Il est probable que je ne l'utiliserais pas et privilégierais l'un des autres verbes déjà évoqués. Mais il est vrai que je n'habite pas le sud de la France...


----------



## Aoyama

> Pour ma part, l'emploi de _frapper_ dans ce contexte me heurte...


et moi tout autant.

Pour "percuté", évidemment on le dirait pareillement en France.

Quant à 





> _Être happé par un train_, c'est être emporté, aspiré par l'appel d'air dû au déplacement rapide d'un train.


, oui certes, mais je me permets de penser qu'ici "happé" est un idiosyncratisme qui a un sens particulier. Etre happé par un train c'est dangereux (sûrement mortel) mais c'est aussi la manière qu'à le train de rentrer en contact avec le malheureux (H ou F) qui se trouve sur son passage.
Bien sûr, on peut ergoter sur le fait que "happé" c'est quand le train passe sur le côté, percuté c'est quand le choc est frontal, mais un train ne "frappe" pas et ne "heurte" pas (sauf un autre train, un véhicule mal placé ou des butoirs) une personne.


----------



## tilt

Nicomon said:


> Merci Pedro,
> 
> Avec tilt - #15 - ça fait déjà au moins 2 votes d'outre-Atlantique.


Au risque de te décevoir, Nico , je vais apporter un argument qui va dans le sens de ceux qui n'admettent pas l'usage de _frapper_ dans ce contexte, en citant le TLFi :


> *A.2.b.* [L'action de frapper est due au mouvement d'un projectile, à la propagation d'un phénomène phys.] _Percuter, heurter, toucher, atteindre_.


C'est sans doute parce qu'un train ou une voiture ne sont ni des projectiles, ni des phénomènes naturels (contrairement à la foudre) que la BDL déclare cet usage impropre.

Ceci dit, il ne me viendrait pas à l'idée de dire _heurté par la foudre, _alors...


----------



## Nicomon

Donaldos said:
			
		

> Pour ma part, l'emploi de _frapper_ dans ce contexte me heurte...


Moi, c'est l'emploi de _heurter _qui me frappe.

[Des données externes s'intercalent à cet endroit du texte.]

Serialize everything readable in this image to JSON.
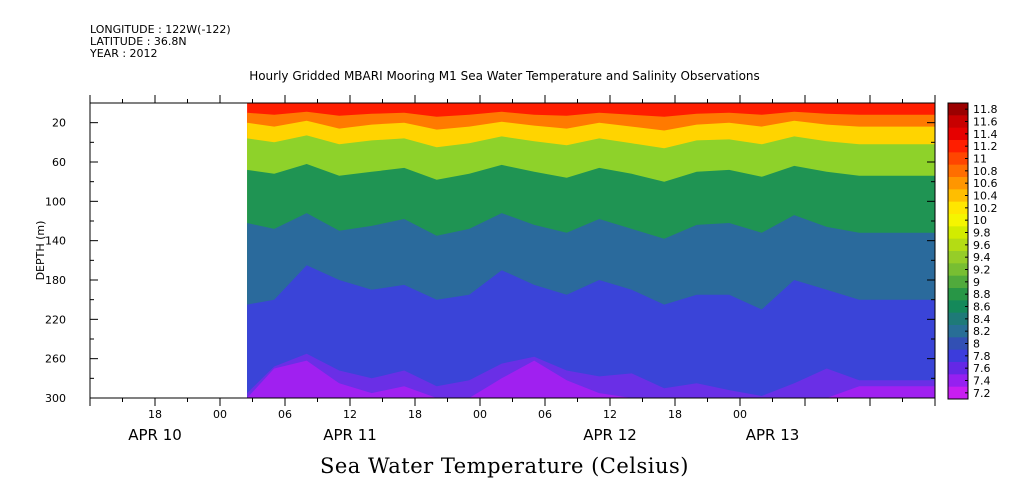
{
  "header": {
    "longitude": "LONGITUDE : 122W(-122)",
    "latitude": "LATITUDE : 36.8N",
    "year": "YEAR : 2012"
  },
  "chart_data": {
    "type": "heatmap",
    "title": "Hourly Gridded MBARI Mooring M1 Sea Water Temperature and Salinity Observations",
    "xlabel": "Sea Water Temperature (Celsius)",
    "ylabel": "DEPTH (m)",
    "x_range_hours": [
      -12,
      66
    ],
    "data_start_hour": 2.5,
    "ylim": [
      300,
      0
    ],
    "y_ticks": [
      20,
      60,
      100,
      140,
      180,
      220,
      260,
      300
    ],
    "x_tick_labels": [
      {
        "hour": -6,
        "label": "18"
      },
      {
        "hour": 0,
        "label": "00"
      },
      {
        "hour": 6,
        "label": "06"
      },
      {
        "hour": 12,
        "label": "12"
      },
      {
        "hour": 18,
        "label": "18"
      },
      {
        "hour": 24,
        "label": "00"
      },
      {
        "hour": 30,
        "label": "06"
      },
      {
        "hour": 36,
        "label": "12"
      },
      {
        "hour": 42,
        "label": "18"
      },
      {
        "hour": 48,
        "label": "00"
      }
    ],
    "date_labels": [
      {
        "hour": -6,
        "label": "APR 10"
      },
      {
        "hour": 12,
        "label": "APR 11"
      },
      {
        "hour": 36,
        "label": "APR 12"
      },
      {
        "hour": 51,
        "label": "APR 13"
      }
    ],
    "colorbar": {
      "levels": [
        "11.8",
        "11.6",
        "11.4",
        "11.2",
        "11",
        "10.8",
        "10.6",
        "10.4",
        "10.2",
        "10",
        "9.8",
        "9.6",
        "9.4",
        "9.2",
        "9",
        "8.8",
        "8.6",
        "8.4",
        "8.2",
        "8",
        "7.8",
        "7.6",
        "7.4",
        "7.2"
      ],
      "colors": [
        "#9b0000",
        "#c80000",
        "#e60000",
        "#ff1e00",
        "#ff4600",
        "#ff6e00",
        "#ff9600",
        "#ffbe00",
        "#ffe600",
        "#f5f500",
        "#d2ec00",
        "#b4dc14",
        "#96cd28",
        "#78be32",
        "#50aa3c",
        "#289646",
        "#14895a",
        "#1e7a78",
        "#286e96",
        "#3250b4",
        "#3c3cdc",
        "#6428e6",
        "#9620f0",
        "#c81ef0"
      ]
    },
    "isotherm_depths_m": {
      "hours": [
        2.5,
        5,
        8,
        11,
        14,
        17,
        20,
        23,
        26,
        29,
        32,
        35,
        38,
        41,
        44,
        47,
        50,
        53,
        56,
        59
      ],
      "t11_4": [
        10,
        12,
        9,
        13,
        11,
        10,
        14,
        12,
        9,
        12,
        13,
        10,
        12,
        14,
        11,
        10,
        12,
        9,
        11,
        12
      ],
      "t10_8": [
        20,
        24,
        18,
        26,
        22,
        20,
        27,
        24,
        19,
        23,
        26,
        20,
        24,
        28,
        22,
        20,
        24,
        18,
        22,
        24
      ],
      "t10": [
        36,
        40,
        33,
        42,
        38,
        36,
        45,
        41,
        34,
        39,
        43,
        36,
        41,
        46,
        38,
        37,
        42,
        34,
        39,
        42
      ],
      "t9": [
        68,
        72,
        62,
        74,
        70,
        66,
        78,
        72,
        63,
        70,
        76,
        66,
        72,
        80,
        70,
        68,
        75,
        64,
        70,
        74
      ],
      "t8_4": [
        122,
        128,
        112,
        130,
        125,
        118,
        135,
        128,
        112,
        124,
        132,
        118,
        128,
        138,
        124,
        122,
        132,
        114,
        126,
        132
      ],
      "t8": [
        205,
        200,
        165,
        180,
        190,
        185,
        200,
        195,
        170,
        185,
        195,
        180,
        190,
        205,
        195,
        195,
        210,
        180,
        190,
        200
      ],
      "t7_6": [
        295,
        268,
        255,
        272,
        280,
        272,
        288,
        282,
        265,
        258,
        272,
        278,
        275,
        290,
        285,
        292,
        298,
        285,
        270,
        282
      ],
      "t7_4": [
        310,
        270,
        262,
        285,
        295,
        288,
        305,
        300,
        280,
        262,
        282,
        295,
        300,
        310,
        302,
        310,
        315,
        305,
        300,
        288
      ]
    }
  }
}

S'il faut un synonyme dans le sens habituel et québécois du verbe _frapper _(dans ce genre de contexte) _percuter_ me semble un bon compromis. Mais sûrement pas _happer._ 

Je remets la définition que j'ai mise au début :


> Atteindre, toucher violemment. *Frapper un cycliste*, un mur.


 Or si un train qui fonce sur un piéton ne le touche /atteint pas violemment... il ne le chatouille sûrement pas non plus. 

Curiosité :


> La construction de 7 000 km de voies nouvelles pour le train à grande vitesse, le Shinkansen (« *train projectile* »), a commencé au début des années 1970


 Ce doit-être celui-là qui a frappé le vieil homme.


----------



## Aoyama

> _Heurter _me semblerait un synonyme de _frapper _dans ce cas. Que l'on préfère l'un ou l'autre me paraît une simple question d'habitude.

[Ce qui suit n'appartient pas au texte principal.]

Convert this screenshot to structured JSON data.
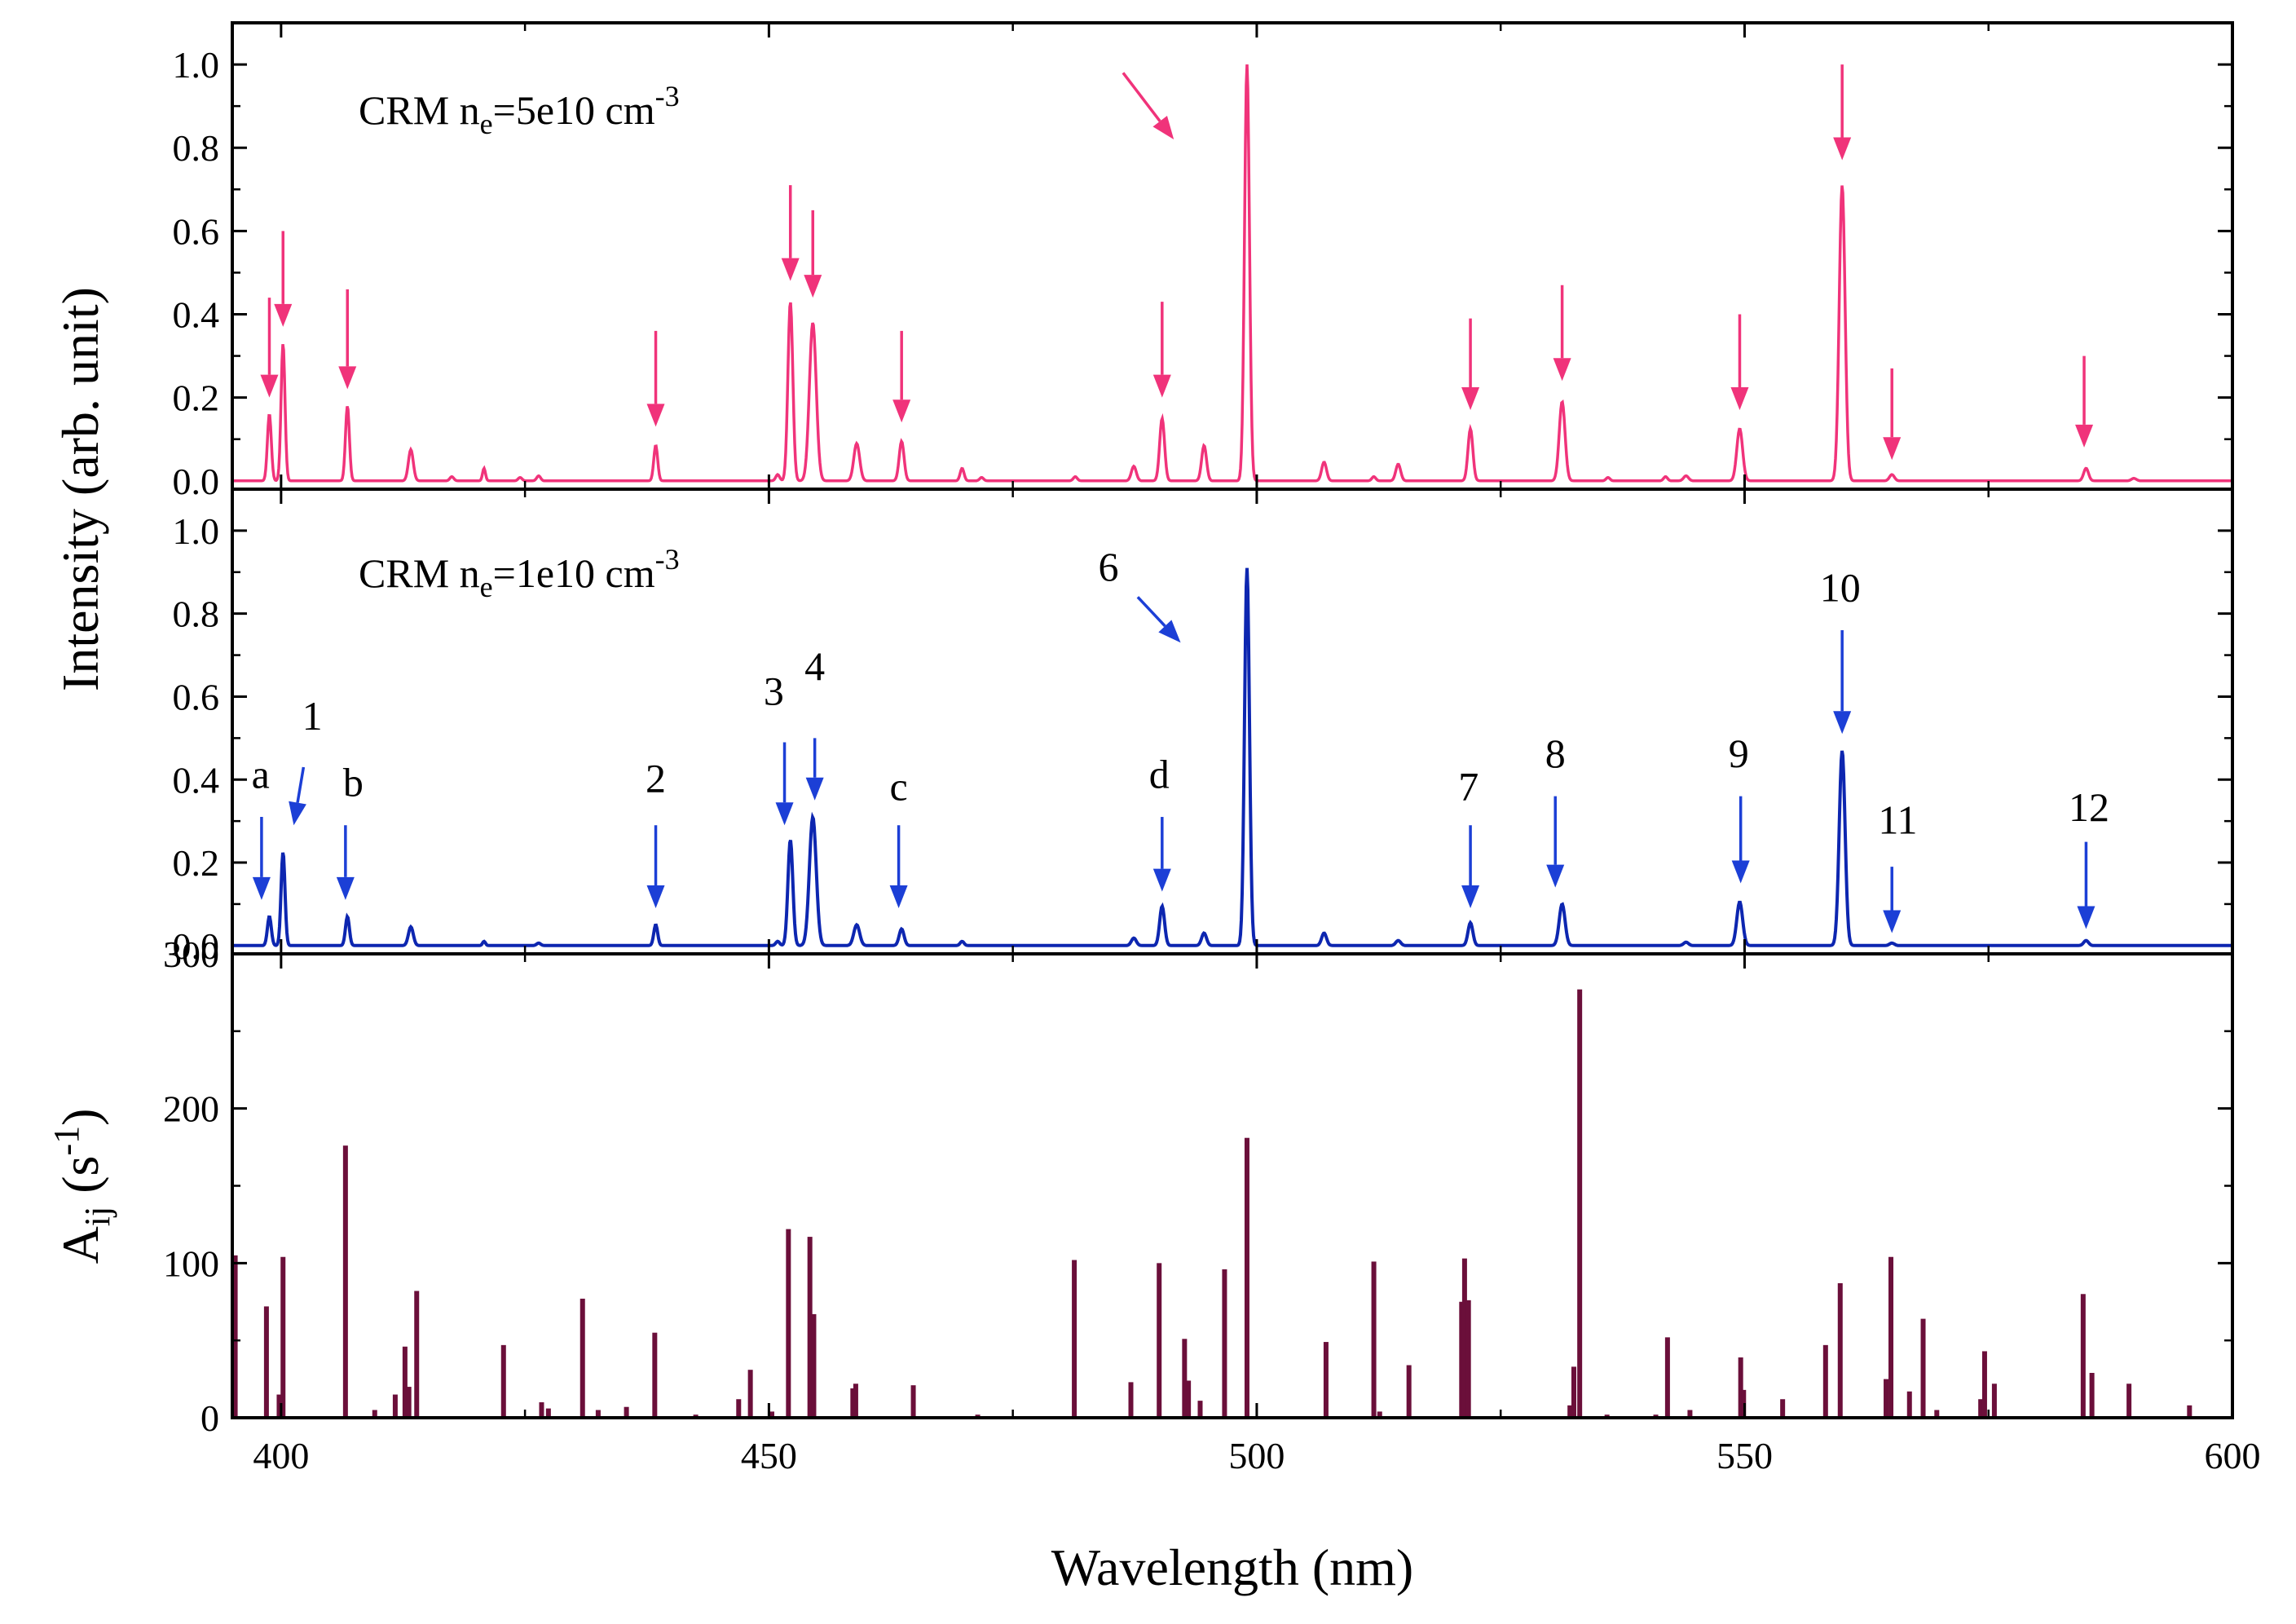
{
  "colors": {
    "panel_top": "#f0337a",
    "panel_middle": "#0d26b0",
    "panel_bottom": "#6b0f3a",
    "arrow_top": "#f0337a",
    "arrow_middle": "#1c3fd6",
    "axis": "#000000"
  },
  "labels": {
    "xlabel": "Wavelength (nm)",
    "ylabel_intensity": "Intensity (arb. unit)",
    "ylabel_aij_main": "A",
    "ylabel_aij_sub": "ij",
    "ylabel_aij_open": " (s",
    "ylabel_aij_sup": "-1",
    "ylabel_aij_close": ")",
    "top_panel_prefix": "CRM n",
    "top_panel_sub": "e",
    "top_panel_value": "=5e10 cm",
    "top_panel_sup": "-3",
    "middle_panel_prefix": "CRM n",
    "middle_panel_sub": "e",
    "middle_panel_value": "=1e10 cm",
    "middle_panel_sup": "-3"
  },
  "chart_data": [
    {
      "type": "line",
      "panel": "top",
      "series": [
        {
          "name": "CRM ne=5e10 cm-3"
        }
      ],
      "xlim": [
        395,
        600
      ],
      "ylim": [
        -0.02,
        1.1
      ],
      "yticks": [
        "0.0",
        "0.2",
        "0.4",
        "0.6",
        "0.8",
        "1.0"
      ],
      "ytick_values": [
        0.0,
        0.2,
        0.4,
        0.6,
        0.8,
        1.0
      ],
      "peaks": [
        {
          "x": 398.8,
          "y": 0.16,
          "w": 0.4
        },
        {
          "x": 400.2,
          "y": 0.33,
          "w": 0.4
        },
        {
          "x": 406.8,
          "y": 0.18,
          "w": 0.4
        },
        {
          "x": 413.3,
          "y": 0.075,
          "w": 0.5
        },
        {
          "x": 417.5,
          "y": 0.01,
          "w": 0.4
        },
        {
          "x": 420.8,
          "y": 0.03,
          "w": 0.3
        },
        {
          "x": 424.5,
          "y": 0.008,
          "w": 0.4
        },
        {
          "x": 426.4,
          "y": 0.012,
          "w": 0.4
        },
        {
          "x": 438.4,
          "y": 0.085,
          "w": 0.4
        },
        {
          "x": 450.9,
          "y": 0.015,
          "w": 0.4
        },
        {
          "x": 452.2,
          "y": 0.43,
          "w": 0.5
        },
        {
          "x": 454.5,
          "y": 0.38,
          "w": 0.7
        },
        {
          "x": 459.0,
          "y": 0.09,
          "w": 0.6
        },
        {
          "x": 463.6,
          "y": 0.095,
          "w": 0.5
        },
        {
          "x": 469.8,
          "y": 0.03,
          "w": 0.4
        },
        {
          "x": 471.8,
          "y": 0.008,
          "w": 0.4
        },
        {
          "x": 481.4,
          "y": 0.01,
          "w": 0.4
        },
        {
          "x": 487.4,
          "y": 0.035,
          "w": 0.5
        },
        {
          "x": 490.3,
          "y": 0.15,
          "w": 0.5
        },
        {
          "x": 494.6,
          "y": 0.085,
          "w": 0.5
        },
        {
          "x": 499.0,
          "y": 1.0,
          "w": 0.5
        },
        {
          "x": 506.9,
          "y": 0.045,
          "w": 0.5
        },
        {
          "x": 512.0,
          "y": 0.01,
          "w": 0.4
        },
        {
          "x": 514.5,
          "y": 0.04,
          "w": 0.5
        },
        {
          "x": 521.9,
          "y": 0.125,
          "w": 0.5
        },
        {
          "x": 531.3,
          "y": 0.19,
          "w": 0.6
        },
        {
          "x": 536.0,
          "y": 0.008,
          "w": 0.4
        },
        {
          "x": 541.9,
          "y": 0.01,
          "w": 0.4
        },
        {
          "x": 544.0,
          "y": 0.012,
          "w": 0.5
        },
        {
          "x": 549.5,
          "y": 0.125,
          "w": 0.6
        },
        {
          "x": 560.0,
          "y": 0.71,
          "w": 0.6
        },
        {
          "x": 565.1,
          "y": 0.015,
          "w": 0.5
        },
        {
          "x": 585.0,
          "y": 0.03,
          "w": 0.5
        },
        {
          "x": 589.9,
          "y": 0.006,
          "w": 0.5
        }
      ],
      "arrows": [
        {
          "x": 398.8,
          "y_tip": 0.2,
          "y_tail": 0.44
        },
        {
          "x": 400.2,
          "y_tip": 0.37,
          "y_tail": 0.6
        },
        {
          "x": 406.8,
          "y_tip": 0.22,
          "y_tail": 0.46
        },
        {
          "x": 438.4,
          "y_tip": 0.13,
          "y_tail": 0.36
        },
        {
          "x": 452.2,
          "y_tip": 0.48,
          "y_tail": 0.71
        },
        {
          "x": 454.5,
          "y_tip": 0.44,
          "y_tail": 0.65
        },
        {
          "x": 463.6,
          "y_tip": 0.14,
          "y_tail": 0.36
        },
        {
          "x": 490.3,
          "y_tip": 0.2,
          "y_tail": 0.43
        },
        {
          "x": 521.9,
          "y_tip": 0.17,
          "y_tail": 0.39
        },
        {
          "x": 531.3,
          "y_tip": 0.24,
          "y_tail": 0.47
        },
        {
          "x": 549.5,
          "y_tip": 0.17,
          "y_tail": 0.4
        },
        {
          "x": 560.0,
          "y_tip": 0.77,
          "y_tail": 1.0
        },
        {
          "x": 565.1,
          "y_tip": 0.05,
          "y_tail": 0.27
        },
        {
          "x": 584.8,
          "y_tip": 0.08,
          "y_tail": 0.3
        },
        {
          "x": 491.5,
          "y_tip": 0.82,
          "x_tail": 486.3,
          "y_tail_diag": 0.98
        }
      ]
    },
    {
      "type": "line",
      "panel": "middle",
      "series": [
        {
          "name": "CRM ne=1e10 cm-3"
        }
      ],
      "xlim": [
        395,
        600
      ],
      "ylim": [
        -0.02,
        1.1
      ],
      "yticks": [
        "0.0",
        "0.2",
        "0.4",
        "0.6",
        "0.8",
        "1.0"
      ],
      "ytick_values": [
        0.0,
        0.2,
        0.4,
        0.6,
        0.8,
        1.0
      ],
      "peaks": [
        {
          "x": 398.8,
          "y": 0.07,
          "w": 0.4
        },
        {
          "x": 400.2,
          "y": 0.225,
          "w": 0.4
        },
        {
          "x": 406.8,
          "y": 0.07,
          "w": 0.4
        },
        {
          "x": 413.3,
          "y": 0.045,
          "w": 0.5
        },
        {
          "x": 420.8,
          "y": 0.01,
          "w": 0.3
        },
        {
          "x": 426.4,
          "y": 0.006,
          "w": 0.4
        },
        {
          "x": 438.4,
          "y": 0.05,
          "w": 0.4
        },
        {
          "x": 450.9,
          "y": 0.01,
          "w": 0.4
        },
        {
          "x": 452.2,
          "y": 0.255,
          "w": 0.5
        },
        {
          "x": 454.5,
          "y": 0.31,
          "w": 0.7
        },
        {
          "x": 459.0,
          "y": 0.05,
          "w": 0.6
        },
        {
          "x": 463.6,
          "y": 0.04,
          "w": 0.5
        },
        {
          "x": 469.8,
          "y": 0.01,
          "w": 0.4
        },
        {
          "x": 487.4,
          "y": 0.018,
          "w": 0.5
        },
        {
          "x": 490.3,
          "y": 0.095,
          "w": 0.5
        },
        {
          "x": 494.6,
          "y": 0.03,
          "w": 0.5
        },
        {
          "x": 499.0,
          "y": 0.91,
          "w": 0.5
        },
        {
          "x": 506.9,
          "y": 0.03,
          "w": 0.5
        },
        {
          "x": 514.5,
          "y": 0.012,
          "w": 0.5
        },
        {
          "x": 521.9,
          "y": 0.055,
          "w": 0.5
        },
        {
          "x": 531.3,
          "y": 0.1,
          "w": 0.6
        },
        {
          "x": 544.0,
          "y": 0.008,
          "w": 0.5
        },
        {
          "x": 549.5,
          "y": 0.105,
          "w": 0.6
        },
        {
          "x": 560.0,
          "y": 0.47,
          "w": 0.6
        },
        {
          "x": 565.1,
          "y": 0.006,
          "w": 0.5
        },
        {
          "x": 585.0,
          "y": 0.012,
          "w": 0.5
        }
      ],
      "annotations": [
        {
          "text": "a",
          "x": 397.9,
          "y": 0.38,
          "ax": 398.0,
          "ay_tip": 0.11,
          "ay_tail": 0.31
        },
        {
          "text": "1",
          "x": 403.2,
          "y": 0.52,
          "ax": 401.3,
          "ay_tip": 0.29,
          "ay_tail": 0.43,
          "ax_tail": 402.3
        },
        {
          "text": "b",
          "x": 407.4,
          "y": 0.36,
          "ax": 406.6,
          "ay_tip": 0.11,
          "ay_tail": 0.29
        },
        {
          "text": "2",
          "x": 438.4,
          "y": 0.37,
          "ax": 438.4,
          "ay_tip": 0.09,
          "ay_tail": 0.29
        },
        {
          "text": "3",
          "x": 450.5,
          "y": 0.58,
          "ax": 451.6,
          "ay_tip": 0.29,
          "ay_tail": 0.49
        },
        {
          "text": "4",
          "x": 454.7,
          "y": 0.64,
          "ax": 454.7,
          "ay_tip": 0.35,
          "ay_tail": 0.5
        },
        {
          "text": "c",
          "x": 463.3,
          "y": 0.35,
          "ax": 463.3,
          "ay_tip": 0.09,
          "ay_tail": 0.29
        },
        {
          "text": "d",
          "x": 490.0,
          "y": 0.38,
          "ax": 490.3,
          "ay_tip": 0.13,
          "ay_tail": 0.31
        },
        {
          "text": "6",
          "x": 484.8,
          "y": 0.88,
          "ax": 492.2,
          "ay_tip": 0.73,
          "ay_tail": 0.84,
          "ax_tail": 487.8
        },
        {
          "text": "7",
          "x": 521.7,
          "y": 0.35,
          "ax": 521.9,
          "ay_tip": 0.09,
          "ay_tail": 0.29
        },
        {
          "text": "8",
          "x": 530.6,
          "y": 0.43,
          "ax": 530.6,
          "ay_tip": 0.14,
          "ay_tail": 0.36
        },
        {
          "text": "9",
          "x": 549.4,
          "y": 0.43,
          "ax": 549.6,
          "ay_tip": 0.15,
          "ay_tail": 0.36
        },
        {
          "text": "10",
          "x": 559.8,
          "y": 0.83,
          "ax": 560.0,
          "ay_tip": 0.51,
          "ay_tail": 0.76
        },
        {
          "text": "11",
          "x": 565.7,
          "y": 0.27,
          "ax": 565.1,
          "ay_tip": 0.03,
          "ay_tail": 0.19
        },
        {
          "text": "12",
          "x": 585.3,
          "y": 0.3,
          "ax": 585.0,
          "ay_tip": 0.04,
          "ay_tail": 0.25
        }
      ]
    },
    {
      "type": "bar",
      "panel": "bottom",
      "xlabel": "Wavelength (nm)",
      "ylabel": "Aij (s-1)",
      "xlim": [
        395,
        600
      ],
      "ylim": [
        0,
        300
      ],
      "xticks": [
        "400",
        "450",
        "500",
        "550",
        "600"
      ],
      "xtick_values": [
        400,
        450,
        500,
        550,
        600
      ],
      "yticks": [
        "0",
        "100",
        "200",
        "300"
      ],
      "ytick_values": [
        0,
        100,
        200,
        300
      ],
      "x": [
        395.3,
        398.5,
        399.8,
        400.2,
        406.6,
        409.6,
        411.7,
        412.7,
        413.1,
        413.9,
        422.8,
        426.7,
        427.4,
        430.9,
        432.5,
        435.4,
        438.3,
        442.5,
        446.9,
        448.1,
        450.3,
        452.0,
        454.2,
        454.6,
        458.6,
        458.9,
        464.8,
        471.4,
        481.3,
        487.1,
        490.0,
        492.6,
        493.0,
        494.2,
        496.7,
        499.0,
        507.1,
        512.0,
        512.6,
        515.6,
        521.0,
        521.3,
        521.7,
        532.1,
        532.5,
        533.1,
        535.9,
        540.9,
        542.1,
        544.4,
        549.6,
        549.9,
        553.9,
        558.3,
        559.8,
        564.5,
        565.0,
        566.9,
        568.3,
        569.7,
        574.2,
        574.6,
        575.6,
        584.7,
        585.6,
        589.4,
        595.6
      ],
      "values": [
        105,
        72,
        15,
        104,
        176,
        5,
        15,
        46,
        20,
        82,
        47,
        10,
        6,
        77,
        5,
        7,
        55,
        2,
        12,
        31,
        4,
        122,
        117,
        67,
        19,
        22,
        21,
        2,
        102,
        23,
        100,
        51,
        24,
        11,
        96,
        181,
        49,
        101,
        4,
        34,
        75,
        103,
        76,
        8,
        33,
        277,
        2,
        2,
        52,
        5,
        39,
        18,
        12,
        47,
        87,
        25,
        104,
        17,
        64,
        5,
        12,
        43,
        22,
        80,
        29,
        22,
        8
      ]
    }
  ]
}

On pinaille là. Je ne pense pas que _heurter_ soit un synonyme de _frapper_, dans ce cas ou dans les autres (où heurter et frapper pourraient être utilisés).
Tilt a donné des éléments de réflexion et de réponse dans ses définitions.
Je pense, en plus, que "frapper" implique quelque part une volonté (humaine ou par destination : une épidémie frappe un pays, un bombardement frappe une ville), alors que "heurter" est dû au hasard.


----------



## Nicomon

... et une balle (de tennis ou de baseball, ou même de fusil si la victime n'était pas visée) peut _frapper_ quelqu'un en plein front/cœur. Par hasard ou malheur/destinée, je crois. 

tilt a mis cette définition du TLFI


> *b)* [L'action de frapper est due au mouvement d'un projectile, à la propagation d'un phénomène phys.] Percuter, heurter, toucher, atteindre.


 Et dans le sens où au Québec et dans certaines régions de France, on utilise le verbe frapper, le plus proche synonyme à mon avis est _percuter_.

Oui, on pinaille. On sodomise les drosophiles, même. La signification de la phrase, qui était la question initiale, a été donnée depuis longtemps.

Vous ne voulez pas dire _frapper_? Bin... ne le dites pas. Nous autres, on se comprend.


----------



## Jocaste

Nicomon said:


> Vous ne voulez pas dire _frapper_?  Bin... ne le dites pas.  Nous autres, on se comprend.



C'est marrant, je dis ça moi aussi. Enfin, je dis "frapper" et "heurter". J'ai cru voir que c'était quelque chose lié au saintongeais (dans mon cas).


----------



## Aoyama

> et une balle (de tennis ou de baseball, ou même de fusil si la victime n'était pas visée) peut _frapper_ quelqu'un en plein front/cœur. Par hasard ou malheur/destinée, je crois.


pour une balle de fusil, je dirais plutôt "toucher" ... de même que pour une balle de base-ball, de golf, de tennis où "frapper" conviendrait aussi (mais pas "heurter").


----------